Regardons le nombre de classes totales pour les labels, et le nombre de classes max par image

In [46]:
tot_classes = labels_train.max().max() + 1
max_classes = np.max([len(np.unique(labels_train.iloc[k])) for k in range(len(labels_train))])
tot_classes, max_classes

(106, 31)

Bien qu'il y aie 104 classes différentes dans les labels, on remarque qu'il n'y en a au maximum que 30 par image. On peut réduire la valeur des labels pour chaque image avec le code suivant (long) :

In [51]:
def consecutive_values(row):
    """Modifie les valeurs de la ligne pour obtenir des entiers entre 0 et le nb de classes sur l'image tout en conservant les différences"""
    l, _ = pd.factorize(row, sort=True)
    return l

labels_train = labels_train.to_numpy()
labels_trainr = np.array([consecutive_values(row) for row in labels_train])
labels_trainr = pd.DataFrame(labels_trainr)

tot_classes = labels_trainr.max().max() + 1

assert tot_classes == max_classes

### Créer des datasets simples

In [52]:
labels = []
for k in range(len(labels_trainr)) :
    labels.append(torch.tensor(np.array(labels_trainr.iloc[k]).reshape(512, 512)))
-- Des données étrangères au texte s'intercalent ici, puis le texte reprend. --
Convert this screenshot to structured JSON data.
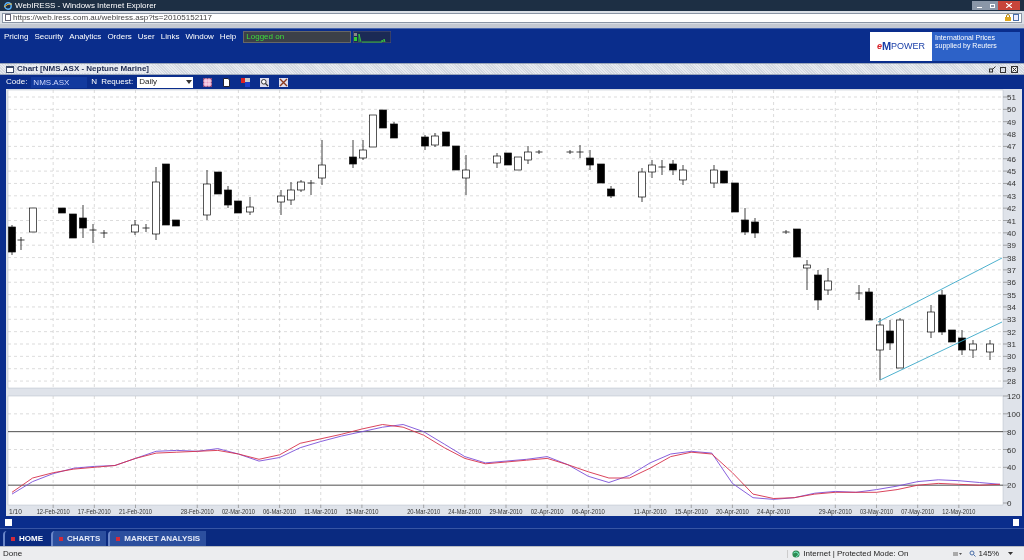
{
  "window": {
    "title": "WebIRESS - Windows Internet Explorer"
  },
  "address_bar": {
    "url": "https://web.iress.com.au/webiress.asp?ts=20105152117"
  },
  "menu": [
    "Pricing",
    "Security",
    "Analytics",
    "Orders",
    "User",
    "Links",
    "Window",
    "Help"
  ],
  "login_status": "Logged on",
  "logo": {
    "parts": [
      "e",
      "M",
      "POWER"
    ],
    "caption": "International Prices supplied by Reuters"
  },
  "chart_window": {
    "title": "Chart [NMS.ASX - Neptune Marine]"
  },
  "toolbar": {
    "code_label": "Code:",
    "code": "NMS.ASX",
    "n_label": "N",
    "request_label": "Request:",
    "request": "Daily"
  },
  "price_axis": {
    "labels": [
      "51",
      "50",
      "49",
      "48",
      "47",
      "46",
      "45",
      "44",
      "43",
      "42",
      "41",
      "40",
      "39",
      "38",
      "37",
      "36",
      "35",
      "34",
      "33",
      "32",
      "31",
      "30",
      "29",
      "28"
    ]
  },
  "oscillator": {
    "chart_data": {
      "type": "line",
      "categories": [
        null,
        null,
        "12-Feb-2010",
        null,
        "17-Feb-2010",
        null,
        "21-Feb-2010",
        null,
        null,
        "28-Feb-2010",
        null,
        "02-Mar-2010",
        null,
        "06-Mar-2010",
        null,
        "11-Mar-2010",
        null,
        "15-Mar-2010",
        null,
        null,
        "20-Mar-2010",
        null,
        "24-Mar-2010",
        null,
        "29-Mar-2010",
        null,
        "02-Apr-2010",
        null,
        "06-Apr-2010",
        null,
        null,
        "11-Apr-2010",
        null,
        "15-Apr-2010",
        null,
        "20-Apr-2010",
        null,
        "24-Apr-2010",
        null,
        null,
        "29-Apr-2010",
        null,
        "03-May-2010",
        null,
        "07-May-2010",
        null,
        "12-May-2010",
        null,
        null
      ],
      "series": [
        {
          "color": "#7a4fd8",
          "values": [
            10,
            24,
            33,
            39,
            41,
            42,
            50,
            58,
            59,
            58,
            61,
            55,
            47,
            51,
            62,
            69,
            75,
            80,
            85,
            88,
            80,
            66,
            52,
            45,
            47,
            49,
            52,
            43,
            30,
            23,
            31,
            45,
            55,
            58,
            56,
            22,
            6,
            4,
            6,
            11,
            13,
            12,
            15,
            19,
            24,
            26,
            25,
            23,
            21
          ]
        },
        {
          "color": "#d6304a",
          "values": [
            12,
            28,
            34,
            38,
            40,
            42,
            50,
            56,
            57,
            58,
            59,
            55,
            49,
            54,
            67,
            72,
            77,
            83,
            88,
            85,
            76,
            62,
            50,
            44,
            46,
            48,
            50,
            43,
            35,
            28,
            28,
            39,
            52,
            57,
            55,
            34,
            10,
            5,
            6,
            10,
            12,
            12,
            12,
            15,
            20,
            22,
            21,
            20,
            21
          ]
        }
      ],
      "ylim": [
        0,
        120
      ],
      "yticks": [
        0,
        20,
        40,
        60,
        80,
        100,
        120
      ],
      "grid": true
    }
  },
  "cut_axis_label": "1/10",
  "tabs": [
    {
      "label": "HOME",
      "selected": true
    },
    {
      "label": "CHARTS",
      "selected": false
    },
    {
      "label": "MARKET ANALYSIS",
      "selected": false
    }
  ],
  "status_bar": {
    "text": "Done",
    "zone": "Internet | Protected Mode: On",
    "zoom": "145%"
  }
}
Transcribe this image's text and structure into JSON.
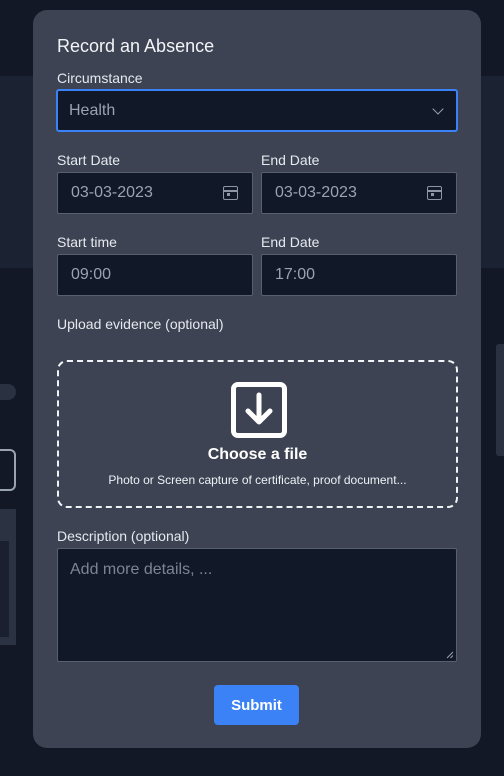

y_train = torch.stack(labels[0:300])
x_train = torch.tensor(data_train[0:300]).unsqueeze(1)  # unsqueeze pour la dimension des channels de couleur (1 car greyscale)

y_valid = torch.stack(labels[300:400])
x_valid = torch.tensor(data_train[300:400]).unsqueeze(1)

x_test = torch.tensor(data_test).unsqueeze(1)

In [74]:
(labels_trainr.sum(axis = 1) == 0)[0:400].sum()

0

In [8]:
class DataSet_with_transform(Dataset):
    def __init__(self, x_dataset, y_dataset, transform=None):
        self.x = x_dataset
        self.y = y_dataset
        assert len(self.x) == len(self.y), "x and y should have same length"
        self.transform = transform

    def __len__(self):
        return len(self.x)

    def __getitem__(self, idx):
        x, y = self.x[idx], self.y[idx]
        if self.transform:
            x = self.transform(x)
        return [x, y]

# train_dataset = DataSet_with_transform(x_train, y_train)
# valid_dataset = DataSet_with_transform(y_valid, x_valid)

# un dataloader simple pour batcher le train dataset:
# train_dataloader = DataLoader(train_dataset, batch_size = 64, shuffle = True, pin_memory = True)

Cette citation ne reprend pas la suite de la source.